Yes, a tough situation.

I don't know your age but when you get to a certain age and earn a wage you can make your own way in life.

When I was 4 days past my 17th birthday I joined the RAAF. Best thing ever done!! it gave me an adult wage, cheap rent and food, mates, travel, a purpose to serve my country etc.

Consider all of your future options.

Tony WK

romantic_thi3f
Blue Voices Member
Blue Voices Member

Hi JRFOXIE,

Thanks for your post.

Oh I feel for you; I've been there and I'm sorry you are struggling.

It is really hard when the people that we're living with do not understand what's going on for us. Sometimes this can be the people we think know us best, like friends, family, partners or - in your case, parents.
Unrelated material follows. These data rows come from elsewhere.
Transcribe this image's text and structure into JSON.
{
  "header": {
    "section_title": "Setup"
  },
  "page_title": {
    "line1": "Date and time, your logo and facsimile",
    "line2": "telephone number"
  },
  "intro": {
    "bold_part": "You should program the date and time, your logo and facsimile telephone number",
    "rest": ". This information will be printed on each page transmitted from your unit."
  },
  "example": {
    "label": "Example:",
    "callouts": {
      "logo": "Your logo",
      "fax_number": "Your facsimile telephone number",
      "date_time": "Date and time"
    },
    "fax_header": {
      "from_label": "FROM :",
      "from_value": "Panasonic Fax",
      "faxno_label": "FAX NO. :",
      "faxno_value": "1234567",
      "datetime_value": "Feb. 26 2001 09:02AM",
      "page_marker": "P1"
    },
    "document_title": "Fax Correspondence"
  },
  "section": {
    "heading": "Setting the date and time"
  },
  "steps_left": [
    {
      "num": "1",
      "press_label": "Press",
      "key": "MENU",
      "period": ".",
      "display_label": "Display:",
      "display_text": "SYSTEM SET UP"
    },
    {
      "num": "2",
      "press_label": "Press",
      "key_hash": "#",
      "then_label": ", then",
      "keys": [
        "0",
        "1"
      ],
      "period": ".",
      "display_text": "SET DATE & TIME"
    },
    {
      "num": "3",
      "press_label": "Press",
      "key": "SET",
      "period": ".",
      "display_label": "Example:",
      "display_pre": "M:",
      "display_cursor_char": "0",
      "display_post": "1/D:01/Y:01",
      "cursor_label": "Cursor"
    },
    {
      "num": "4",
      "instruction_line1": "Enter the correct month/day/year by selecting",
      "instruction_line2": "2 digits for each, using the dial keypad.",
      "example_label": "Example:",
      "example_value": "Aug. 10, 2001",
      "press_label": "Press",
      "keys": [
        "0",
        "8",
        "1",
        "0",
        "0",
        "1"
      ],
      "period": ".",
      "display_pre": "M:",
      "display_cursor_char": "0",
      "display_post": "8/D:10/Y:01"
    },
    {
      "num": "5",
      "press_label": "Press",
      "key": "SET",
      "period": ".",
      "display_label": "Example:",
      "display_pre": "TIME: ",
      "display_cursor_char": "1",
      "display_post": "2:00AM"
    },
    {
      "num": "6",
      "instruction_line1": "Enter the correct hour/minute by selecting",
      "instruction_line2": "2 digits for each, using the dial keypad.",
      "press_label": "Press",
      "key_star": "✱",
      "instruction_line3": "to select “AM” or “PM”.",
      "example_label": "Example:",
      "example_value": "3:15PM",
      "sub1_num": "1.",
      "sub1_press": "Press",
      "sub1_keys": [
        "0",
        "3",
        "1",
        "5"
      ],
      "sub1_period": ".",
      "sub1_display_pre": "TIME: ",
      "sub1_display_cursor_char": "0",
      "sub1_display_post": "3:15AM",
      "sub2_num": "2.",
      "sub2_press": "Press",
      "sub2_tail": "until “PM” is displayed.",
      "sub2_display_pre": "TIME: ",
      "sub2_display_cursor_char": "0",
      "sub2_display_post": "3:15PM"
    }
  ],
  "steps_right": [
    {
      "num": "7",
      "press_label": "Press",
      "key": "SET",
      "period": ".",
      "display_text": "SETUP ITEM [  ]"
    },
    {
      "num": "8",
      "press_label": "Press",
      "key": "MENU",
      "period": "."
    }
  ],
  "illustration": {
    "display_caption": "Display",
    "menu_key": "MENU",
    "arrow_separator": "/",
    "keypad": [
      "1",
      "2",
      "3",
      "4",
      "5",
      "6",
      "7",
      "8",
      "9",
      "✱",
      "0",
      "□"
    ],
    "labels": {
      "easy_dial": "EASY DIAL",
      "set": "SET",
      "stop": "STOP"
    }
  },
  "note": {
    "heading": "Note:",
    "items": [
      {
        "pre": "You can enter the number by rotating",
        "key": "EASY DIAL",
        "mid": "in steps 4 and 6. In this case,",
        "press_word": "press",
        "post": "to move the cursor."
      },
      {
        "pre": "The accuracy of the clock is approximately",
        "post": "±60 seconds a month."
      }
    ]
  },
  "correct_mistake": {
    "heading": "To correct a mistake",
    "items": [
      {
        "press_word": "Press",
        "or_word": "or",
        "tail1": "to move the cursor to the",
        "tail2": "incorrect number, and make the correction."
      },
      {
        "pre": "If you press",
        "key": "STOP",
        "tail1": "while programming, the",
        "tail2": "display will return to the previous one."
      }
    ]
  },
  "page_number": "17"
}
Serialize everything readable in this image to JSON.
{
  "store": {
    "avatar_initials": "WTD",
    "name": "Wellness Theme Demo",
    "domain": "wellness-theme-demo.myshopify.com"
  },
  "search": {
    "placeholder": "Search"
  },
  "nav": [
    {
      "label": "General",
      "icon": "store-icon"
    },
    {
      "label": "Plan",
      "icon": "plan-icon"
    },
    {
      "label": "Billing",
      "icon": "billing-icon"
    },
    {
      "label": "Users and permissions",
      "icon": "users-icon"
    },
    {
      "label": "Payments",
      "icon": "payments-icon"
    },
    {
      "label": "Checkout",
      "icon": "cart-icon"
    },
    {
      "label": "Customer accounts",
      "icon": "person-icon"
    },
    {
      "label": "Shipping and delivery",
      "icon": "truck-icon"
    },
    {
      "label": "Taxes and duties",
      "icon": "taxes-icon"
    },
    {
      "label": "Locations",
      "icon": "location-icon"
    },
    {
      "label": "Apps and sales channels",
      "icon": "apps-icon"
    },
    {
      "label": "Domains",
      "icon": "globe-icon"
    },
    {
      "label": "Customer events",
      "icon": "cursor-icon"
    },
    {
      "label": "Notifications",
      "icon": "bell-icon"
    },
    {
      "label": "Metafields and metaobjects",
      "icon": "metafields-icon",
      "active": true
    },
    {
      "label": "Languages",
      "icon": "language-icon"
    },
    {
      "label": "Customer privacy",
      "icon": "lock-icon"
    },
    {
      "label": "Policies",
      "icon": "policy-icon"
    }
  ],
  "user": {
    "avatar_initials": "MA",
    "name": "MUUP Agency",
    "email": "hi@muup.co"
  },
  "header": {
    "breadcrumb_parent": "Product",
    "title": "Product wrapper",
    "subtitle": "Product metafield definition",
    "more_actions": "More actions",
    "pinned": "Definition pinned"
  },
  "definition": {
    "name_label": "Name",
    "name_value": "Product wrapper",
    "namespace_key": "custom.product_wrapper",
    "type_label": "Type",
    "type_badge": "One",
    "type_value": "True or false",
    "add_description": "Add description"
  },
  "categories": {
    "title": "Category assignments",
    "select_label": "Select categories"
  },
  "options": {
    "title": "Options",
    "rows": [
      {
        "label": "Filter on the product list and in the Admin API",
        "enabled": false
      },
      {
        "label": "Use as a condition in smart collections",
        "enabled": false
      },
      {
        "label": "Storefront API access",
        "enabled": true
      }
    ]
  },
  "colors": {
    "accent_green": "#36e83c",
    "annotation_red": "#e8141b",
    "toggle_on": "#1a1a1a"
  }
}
So it sounds like your parents are totally dismissing the idea of you having a mood disorder and instead think everything going on is bad behaviour? What is that like to hear? I know from me personally I was quote "looking for attention and being a drama queen" and I felt incredibly alone.

Sadly some people can be really stubborn in not wanting to know and understand more; so my guess is that for now at least, your parents are stuck in this mindset. It's not ideal. That's probably a big part of Tony WK's suggestion - in that once you can surround yourself with others it gets a lot easier. Is that something you can do now? Perhaps you can't leave home; but could you find other people who can validate you? Whether that's friends, other family, neighbours, other students/colleagues?

From my own experiences the best bet right now is resilience;- you might not be able to get the support you need from your parents right now and that is sad, but you can get support from other people. It won't be the same, but it can still show you that you're being heard and lift you up.

Hope this helps,

I am yet to make any friends in this state. I've lived here for almost two years and been in and out of hospital. I'm not fit to return to work yet. I am a nurse and the registration board has put restrictions on my practice stating I will need supervision for six months. However, that may stop me being hired in the first place plus I must have proven I'm stable and have clearance from my psychiatrist and an independent psychiatrist.

Hi JRFOXIE,

Ah, I understand. I did say friends but this is only one strategy that you can use. For me I feel that the most important thing is that you yourself can find that resilience in being able to accept (as much as you can) the way that your parents don't validate what's going on for you.

I imagine it must be difficult having these restrictions put in place; what's that like for you? How are you feeling about all of it?

I hope that you have someone to talk to about all of this. Please let us know if there's some way that we can better support you with what you're going through.